A few years later I got a Blackberry. Whoa, Mama. The internet was literally in my pocket. All the information I could ask for, at my fingertips. Communication with long lost friends suddenly skyrocketed thanks to Facebook, email sent directly to my phone, and texting. It was awesome.
Finally I got a touchscreen smart phone that does everything except make my toast in the morning. It’s an amazing piece of technology. I don’t need a GPS anymore. I don’t need a TV. I don’t need a computer. Why carry around a camera, video or otherwise? We even got rid of our home phone. I love my smart phone.
But, I’m about to get rid of it.
I’m giving up my phone because I keep catching myself having to ask my kids to repeat what they just said to me. Because I realize after several moments that one of them is trying to tell me a story. Because even while Sawyer is asking me to watch his latest dance move, I am engrossed in something a stranger wrote online. Because Adelade automatically brings me my phone if she finds it in another room, knowing how often I look at it. Because I have glanced down at Emerald while reading Facebook to see her smiling up at me, just waiting for me to pay attention to her.
I’ve thought that I would do better. I’ve tried. Apparently, the pull of the outside world is just too much for me. I don’t really need to know this instant where the oldest tree in North America is. I can wait to learn who has posted Facebook drama today. When my children are standing right in front of me, changing every day, wanting me, needing me, and I’m giving them a half-hearted effort because of a silly piece of technology that I can do without.
I’m really looking forward to the liberation.

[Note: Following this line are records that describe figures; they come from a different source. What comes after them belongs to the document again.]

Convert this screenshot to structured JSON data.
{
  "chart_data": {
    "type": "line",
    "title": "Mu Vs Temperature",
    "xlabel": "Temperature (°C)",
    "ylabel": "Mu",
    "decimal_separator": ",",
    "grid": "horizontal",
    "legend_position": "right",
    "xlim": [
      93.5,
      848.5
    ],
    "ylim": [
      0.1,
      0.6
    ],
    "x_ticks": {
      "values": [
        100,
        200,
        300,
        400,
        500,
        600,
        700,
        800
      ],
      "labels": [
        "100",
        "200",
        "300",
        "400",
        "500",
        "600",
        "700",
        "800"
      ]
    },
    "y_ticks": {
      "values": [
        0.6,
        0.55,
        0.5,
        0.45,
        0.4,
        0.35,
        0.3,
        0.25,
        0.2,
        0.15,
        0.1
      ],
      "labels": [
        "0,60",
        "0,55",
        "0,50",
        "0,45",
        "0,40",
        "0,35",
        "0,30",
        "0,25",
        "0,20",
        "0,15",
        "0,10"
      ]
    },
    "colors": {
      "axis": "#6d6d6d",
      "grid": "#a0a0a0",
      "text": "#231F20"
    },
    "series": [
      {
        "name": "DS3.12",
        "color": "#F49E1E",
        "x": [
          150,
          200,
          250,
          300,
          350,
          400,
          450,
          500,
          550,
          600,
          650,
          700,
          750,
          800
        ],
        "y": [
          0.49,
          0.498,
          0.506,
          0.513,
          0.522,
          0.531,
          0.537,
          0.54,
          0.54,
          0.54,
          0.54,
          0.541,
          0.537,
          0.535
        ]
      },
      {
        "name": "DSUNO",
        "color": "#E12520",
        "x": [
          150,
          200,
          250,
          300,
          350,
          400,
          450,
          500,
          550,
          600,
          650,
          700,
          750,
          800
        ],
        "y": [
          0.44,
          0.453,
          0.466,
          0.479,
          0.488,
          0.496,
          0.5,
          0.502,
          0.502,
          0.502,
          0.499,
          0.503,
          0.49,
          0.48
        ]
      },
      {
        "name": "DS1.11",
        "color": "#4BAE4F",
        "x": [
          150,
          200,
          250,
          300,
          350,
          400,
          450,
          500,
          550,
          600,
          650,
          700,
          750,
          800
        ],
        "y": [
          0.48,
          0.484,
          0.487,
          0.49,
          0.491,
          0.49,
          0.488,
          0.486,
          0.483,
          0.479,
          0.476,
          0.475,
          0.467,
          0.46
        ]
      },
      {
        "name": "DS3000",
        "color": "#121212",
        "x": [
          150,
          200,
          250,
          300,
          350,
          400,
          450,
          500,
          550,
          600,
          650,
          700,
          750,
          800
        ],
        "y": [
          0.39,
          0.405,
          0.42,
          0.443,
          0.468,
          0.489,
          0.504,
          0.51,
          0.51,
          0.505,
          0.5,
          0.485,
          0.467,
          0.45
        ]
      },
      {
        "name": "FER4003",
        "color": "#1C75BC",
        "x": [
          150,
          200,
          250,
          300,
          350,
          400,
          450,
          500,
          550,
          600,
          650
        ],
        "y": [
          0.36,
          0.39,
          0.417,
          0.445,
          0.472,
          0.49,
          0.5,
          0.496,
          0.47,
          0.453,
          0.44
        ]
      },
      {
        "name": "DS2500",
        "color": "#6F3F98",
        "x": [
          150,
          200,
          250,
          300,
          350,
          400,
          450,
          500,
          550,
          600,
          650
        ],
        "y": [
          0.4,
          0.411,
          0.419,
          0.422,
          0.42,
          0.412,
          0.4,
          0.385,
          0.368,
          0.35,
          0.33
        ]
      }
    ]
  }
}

Sawyer grew an inch and a half this summer. Adelade is into carrying purses now. Emerald has figured out how to pull my glasses off my face. I want to be 100% present for all of it. I’m going to slow down, push the world out of my relationship with my kids, and go back to good old talk and text. I’m pretty sure my family will be better for it, and if it’s nightfall before I learn whose relationship status changed, I think I can live with that.